Extended Data Fig. 1: Identification of human-specific progenitors in motor neurogenesis.
From: A human-specific progenitor sub-domain extends neurogenesis and increases motor neuron production

(a) Culture conditions for motor neuron differentiation. (b) UMAP of all high-quality single-cell RNA-seq profiles after removal of interneuron-lineage/fibroblast-like cells, colored based on replicate. (c) Timestamp distribution in human single-cell gene expression datasets across the two replicates, normalized by cell cluster (day 10 cells in replicate 1 were not timestamped and therefore inferred based on absence of timestamp expression; see Methods) (d) Timestamp distribution (day 4–6) in mouse single-cell gene expression datasets across the two replicates. (Day 7 was not collected for first replicate.) (e) UMAP of all high-quality single-cell RNA-seq profiles, clusters colored based on identity. (f) UMAP of combined human and mouse single-cell gene expression profiles following CCA-mediated integration, colored by normalized expression level of key marker genes. (g) Chi-square distance between human and mouse clusters.
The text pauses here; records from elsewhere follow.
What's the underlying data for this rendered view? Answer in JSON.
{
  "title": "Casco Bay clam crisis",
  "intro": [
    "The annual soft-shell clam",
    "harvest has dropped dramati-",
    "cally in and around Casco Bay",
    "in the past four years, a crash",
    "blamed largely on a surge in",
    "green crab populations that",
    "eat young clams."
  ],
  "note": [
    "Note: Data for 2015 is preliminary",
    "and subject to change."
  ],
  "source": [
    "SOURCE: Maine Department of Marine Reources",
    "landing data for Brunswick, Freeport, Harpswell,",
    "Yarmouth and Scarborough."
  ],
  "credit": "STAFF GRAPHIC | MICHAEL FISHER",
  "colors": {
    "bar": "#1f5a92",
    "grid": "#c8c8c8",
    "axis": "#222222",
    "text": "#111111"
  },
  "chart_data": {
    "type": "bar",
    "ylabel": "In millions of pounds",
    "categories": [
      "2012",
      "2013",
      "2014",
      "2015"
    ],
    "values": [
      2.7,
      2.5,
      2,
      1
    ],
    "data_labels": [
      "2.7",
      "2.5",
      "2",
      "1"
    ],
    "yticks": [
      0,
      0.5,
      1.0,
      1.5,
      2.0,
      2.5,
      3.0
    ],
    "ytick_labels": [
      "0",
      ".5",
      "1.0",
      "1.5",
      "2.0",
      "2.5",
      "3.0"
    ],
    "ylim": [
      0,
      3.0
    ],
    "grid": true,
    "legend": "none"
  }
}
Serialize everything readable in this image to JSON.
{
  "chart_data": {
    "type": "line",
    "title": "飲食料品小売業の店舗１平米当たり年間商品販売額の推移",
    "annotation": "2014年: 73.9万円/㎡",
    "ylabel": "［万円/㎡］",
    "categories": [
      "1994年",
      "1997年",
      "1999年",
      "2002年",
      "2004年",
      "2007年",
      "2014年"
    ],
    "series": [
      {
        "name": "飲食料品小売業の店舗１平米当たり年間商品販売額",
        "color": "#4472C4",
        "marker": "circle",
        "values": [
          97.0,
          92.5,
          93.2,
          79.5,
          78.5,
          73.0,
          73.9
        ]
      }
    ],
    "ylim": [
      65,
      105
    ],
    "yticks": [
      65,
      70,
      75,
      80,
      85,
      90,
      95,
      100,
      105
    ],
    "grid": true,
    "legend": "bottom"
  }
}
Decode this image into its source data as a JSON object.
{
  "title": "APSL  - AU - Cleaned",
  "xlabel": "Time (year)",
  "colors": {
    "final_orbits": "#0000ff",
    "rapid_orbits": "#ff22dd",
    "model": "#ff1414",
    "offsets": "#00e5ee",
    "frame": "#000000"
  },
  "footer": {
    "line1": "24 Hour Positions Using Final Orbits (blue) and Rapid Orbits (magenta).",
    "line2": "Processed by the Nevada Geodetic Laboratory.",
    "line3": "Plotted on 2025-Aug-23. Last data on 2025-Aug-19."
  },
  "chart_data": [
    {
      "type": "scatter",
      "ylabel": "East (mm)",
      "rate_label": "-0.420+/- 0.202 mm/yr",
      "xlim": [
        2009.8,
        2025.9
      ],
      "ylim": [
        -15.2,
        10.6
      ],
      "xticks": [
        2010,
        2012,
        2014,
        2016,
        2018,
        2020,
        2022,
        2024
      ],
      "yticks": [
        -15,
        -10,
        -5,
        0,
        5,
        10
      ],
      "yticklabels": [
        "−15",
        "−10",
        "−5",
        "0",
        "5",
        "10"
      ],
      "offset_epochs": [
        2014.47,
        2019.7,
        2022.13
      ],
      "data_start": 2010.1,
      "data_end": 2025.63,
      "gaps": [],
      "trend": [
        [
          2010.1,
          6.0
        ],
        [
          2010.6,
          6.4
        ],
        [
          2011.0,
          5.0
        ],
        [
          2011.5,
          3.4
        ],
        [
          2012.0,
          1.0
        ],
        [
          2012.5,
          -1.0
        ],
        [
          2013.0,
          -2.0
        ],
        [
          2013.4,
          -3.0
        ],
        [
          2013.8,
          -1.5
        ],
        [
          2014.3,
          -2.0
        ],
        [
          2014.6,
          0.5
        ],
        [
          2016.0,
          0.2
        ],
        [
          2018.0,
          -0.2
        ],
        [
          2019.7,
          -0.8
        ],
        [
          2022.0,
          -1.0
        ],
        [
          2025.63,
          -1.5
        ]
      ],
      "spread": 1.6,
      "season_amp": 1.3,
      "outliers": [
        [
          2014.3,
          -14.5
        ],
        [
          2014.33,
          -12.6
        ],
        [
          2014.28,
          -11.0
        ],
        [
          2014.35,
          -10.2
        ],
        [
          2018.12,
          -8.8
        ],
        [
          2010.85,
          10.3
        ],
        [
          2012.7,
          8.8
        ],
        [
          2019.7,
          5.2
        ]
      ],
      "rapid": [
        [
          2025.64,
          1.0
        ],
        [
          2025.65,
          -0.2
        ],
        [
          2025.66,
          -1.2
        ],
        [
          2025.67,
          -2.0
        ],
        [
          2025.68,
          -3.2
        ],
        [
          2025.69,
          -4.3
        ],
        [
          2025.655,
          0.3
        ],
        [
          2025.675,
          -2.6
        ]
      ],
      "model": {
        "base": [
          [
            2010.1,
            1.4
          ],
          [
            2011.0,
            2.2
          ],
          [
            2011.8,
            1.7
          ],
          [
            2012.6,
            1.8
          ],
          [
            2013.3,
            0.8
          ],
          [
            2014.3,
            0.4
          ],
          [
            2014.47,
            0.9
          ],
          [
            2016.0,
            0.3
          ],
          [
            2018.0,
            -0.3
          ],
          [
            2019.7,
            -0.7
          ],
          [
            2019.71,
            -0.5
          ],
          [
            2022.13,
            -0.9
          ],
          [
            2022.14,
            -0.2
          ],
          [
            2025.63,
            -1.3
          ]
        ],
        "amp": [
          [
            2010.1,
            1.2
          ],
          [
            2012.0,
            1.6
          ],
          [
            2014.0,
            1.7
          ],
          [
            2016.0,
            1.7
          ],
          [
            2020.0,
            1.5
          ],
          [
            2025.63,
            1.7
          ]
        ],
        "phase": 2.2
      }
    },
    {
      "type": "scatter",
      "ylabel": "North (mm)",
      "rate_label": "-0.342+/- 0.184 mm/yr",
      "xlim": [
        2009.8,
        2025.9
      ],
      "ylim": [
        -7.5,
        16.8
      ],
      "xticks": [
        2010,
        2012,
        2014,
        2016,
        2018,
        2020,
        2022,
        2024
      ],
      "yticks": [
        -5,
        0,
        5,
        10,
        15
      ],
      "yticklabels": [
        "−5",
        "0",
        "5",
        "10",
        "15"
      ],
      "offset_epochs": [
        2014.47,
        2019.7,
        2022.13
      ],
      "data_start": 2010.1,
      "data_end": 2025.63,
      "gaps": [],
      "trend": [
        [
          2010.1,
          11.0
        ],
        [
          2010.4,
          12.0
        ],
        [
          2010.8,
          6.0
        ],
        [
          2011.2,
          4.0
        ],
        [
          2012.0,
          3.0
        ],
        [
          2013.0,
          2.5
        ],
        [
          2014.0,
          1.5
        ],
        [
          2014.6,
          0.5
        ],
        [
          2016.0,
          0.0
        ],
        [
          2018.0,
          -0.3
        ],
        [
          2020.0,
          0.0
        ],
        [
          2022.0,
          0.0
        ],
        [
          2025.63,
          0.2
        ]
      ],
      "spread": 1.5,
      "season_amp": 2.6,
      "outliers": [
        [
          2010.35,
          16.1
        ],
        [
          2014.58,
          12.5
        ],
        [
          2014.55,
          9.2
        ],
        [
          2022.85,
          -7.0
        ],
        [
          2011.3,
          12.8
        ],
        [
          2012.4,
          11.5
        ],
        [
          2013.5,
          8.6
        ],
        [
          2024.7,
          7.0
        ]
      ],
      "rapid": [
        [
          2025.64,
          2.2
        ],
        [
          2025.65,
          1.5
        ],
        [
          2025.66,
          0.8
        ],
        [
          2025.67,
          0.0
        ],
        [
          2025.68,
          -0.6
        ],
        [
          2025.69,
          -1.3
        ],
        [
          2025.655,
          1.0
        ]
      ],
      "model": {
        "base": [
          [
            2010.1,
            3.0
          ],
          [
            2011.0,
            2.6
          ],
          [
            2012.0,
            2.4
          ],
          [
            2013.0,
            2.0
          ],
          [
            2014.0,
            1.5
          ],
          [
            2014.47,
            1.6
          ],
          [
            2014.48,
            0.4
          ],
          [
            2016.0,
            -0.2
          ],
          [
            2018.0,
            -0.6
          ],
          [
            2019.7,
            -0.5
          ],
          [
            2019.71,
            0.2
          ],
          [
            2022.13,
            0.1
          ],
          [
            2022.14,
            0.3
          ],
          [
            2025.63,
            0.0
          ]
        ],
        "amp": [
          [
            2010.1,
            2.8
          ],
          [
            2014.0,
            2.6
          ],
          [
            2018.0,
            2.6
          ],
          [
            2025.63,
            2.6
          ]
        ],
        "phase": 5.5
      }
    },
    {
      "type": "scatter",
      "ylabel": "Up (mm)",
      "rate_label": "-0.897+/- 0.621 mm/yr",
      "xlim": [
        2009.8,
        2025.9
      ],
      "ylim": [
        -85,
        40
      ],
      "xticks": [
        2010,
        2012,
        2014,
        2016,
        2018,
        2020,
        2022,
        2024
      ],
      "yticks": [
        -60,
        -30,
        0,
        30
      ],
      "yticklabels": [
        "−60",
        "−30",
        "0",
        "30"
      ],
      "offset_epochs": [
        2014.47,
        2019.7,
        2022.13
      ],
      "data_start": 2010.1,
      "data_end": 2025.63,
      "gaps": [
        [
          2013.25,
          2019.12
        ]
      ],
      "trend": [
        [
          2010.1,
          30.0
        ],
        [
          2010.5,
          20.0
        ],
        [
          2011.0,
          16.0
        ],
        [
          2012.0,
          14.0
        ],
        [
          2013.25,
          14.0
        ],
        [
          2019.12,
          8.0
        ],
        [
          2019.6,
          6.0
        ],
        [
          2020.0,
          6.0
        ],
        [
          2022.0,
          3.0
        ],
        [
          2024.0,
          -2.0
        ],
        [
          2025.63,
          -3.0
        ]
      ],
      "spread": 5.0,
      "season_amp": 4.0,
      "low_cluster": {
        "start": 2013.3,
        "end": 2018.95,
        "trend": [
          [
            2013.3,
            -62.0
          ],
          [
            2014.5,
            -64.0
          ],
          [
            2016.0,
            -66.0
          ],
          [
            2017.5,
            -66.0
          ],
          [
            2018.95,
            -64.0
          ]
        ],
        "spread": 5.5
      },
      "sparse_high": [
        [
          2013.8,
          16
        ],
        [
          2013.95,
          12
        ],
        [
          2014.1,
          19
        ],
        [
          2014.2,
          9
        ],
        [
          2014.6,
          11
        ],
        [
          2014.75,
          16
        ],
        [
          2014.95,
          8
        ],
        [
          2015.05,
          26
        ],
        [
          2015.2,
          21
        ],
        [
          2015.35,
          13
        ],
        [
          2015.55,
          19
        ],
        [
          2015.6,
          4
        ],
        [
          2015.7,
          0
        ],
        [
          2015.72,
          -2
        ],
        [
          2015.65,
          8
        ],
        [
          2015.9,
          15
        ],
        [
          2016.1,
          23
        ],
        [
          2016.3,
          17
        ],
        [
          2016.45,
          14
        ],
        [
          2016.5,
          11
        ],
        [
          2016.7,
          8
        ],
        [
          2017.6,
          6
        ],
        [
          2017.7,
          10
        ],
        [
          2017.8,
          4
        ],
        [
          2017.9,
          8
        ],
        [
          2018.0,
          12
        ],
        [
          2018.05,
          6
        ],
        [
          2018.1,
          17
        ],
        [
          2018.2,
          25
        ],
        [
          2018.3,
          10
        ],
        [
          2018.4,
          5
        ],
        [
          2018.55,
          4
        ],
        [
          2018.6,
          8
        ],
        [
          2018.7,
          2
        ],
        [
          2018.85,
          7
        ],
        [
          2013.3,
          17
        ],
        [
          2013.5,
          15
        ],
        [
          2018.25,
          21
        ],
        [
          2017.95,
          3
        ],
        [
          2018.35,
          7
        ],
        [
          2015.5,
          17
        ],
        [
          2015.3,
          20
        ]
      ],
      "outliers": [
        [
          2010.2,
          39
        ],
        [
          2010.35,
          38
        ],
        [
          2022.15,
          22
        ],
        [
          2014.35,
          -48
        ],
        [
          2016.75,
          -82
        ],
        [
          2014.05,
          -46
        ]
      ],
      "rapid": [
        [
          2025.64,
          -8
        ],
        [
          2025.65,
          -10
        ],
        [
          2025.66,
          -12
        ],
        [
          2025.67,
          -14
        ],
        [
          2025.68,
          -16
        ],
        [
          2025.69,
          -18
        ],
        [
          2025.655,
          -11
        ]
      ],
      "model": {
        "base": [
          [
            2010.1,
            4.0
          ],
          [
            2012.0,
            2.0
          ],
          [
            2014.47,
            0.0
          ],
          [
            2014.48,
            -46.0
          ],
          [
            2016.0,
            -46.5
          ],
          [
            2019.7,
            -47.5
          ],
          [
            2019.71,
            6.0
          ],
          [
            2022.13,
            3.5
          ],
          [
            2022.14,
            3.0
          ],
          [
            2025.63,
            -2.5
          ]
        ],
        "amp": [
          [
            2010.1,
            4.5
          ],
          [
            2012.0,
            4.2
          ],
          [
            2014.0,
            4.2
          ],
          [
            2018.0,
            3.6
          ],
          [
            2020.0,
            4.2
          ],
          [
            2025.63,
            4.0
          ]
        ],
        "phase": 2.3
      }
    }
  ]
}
Smaller distances indicate greater similarity in constituent cells’ distribution across common clusters. (h) Classification of human (top) and mouse (bottom) cells according to human-based random-forest classifier shows that the vast majority of mouse cells classified as H0-2 (pMN), H6 (late-appearing NKX2-2+/OLIG2+), or H7-9 (MN), leaving the H3-5 (vpMN) category void of classified mouse cells. (i) Macaque iPSC cultures display NKX2-2 and OLIG2 co-expressing cells when ISL1+ MNs begin to appear, mimicking human cultures (scale bar = 50μm). (j) UMAP of scRNA-seq data from Carnegie Stage 12 human embryonic spinal cords30, colored based on cluster identity or NKX2-2/OLIG2 expression. (k) Left: Alignment of human in vitro and human CS12 embryonic scRNA-seq data shows that human-specific clusters map onto distinct clusters found in vivo. Right: Alignment of human in vitro and mouse E9.5-10.5 spinal cord shows that H4 cells show poor overlap with all embryonic mouse clusters, suggesting that H4-like cells are found in human (but not mouse) embryonic spinal cords. (l) Normalized expression levels of key marker genes in CS12 human (top) and E9.5-E10.5 mouse (bottom) clusters. (m) Alignment of human in vitro and human CS14/pcw5 (CS14) embryonic scRNA-seq data. (n) Normalized expression levels of key marker genes in CS14/pcw5 human clusters.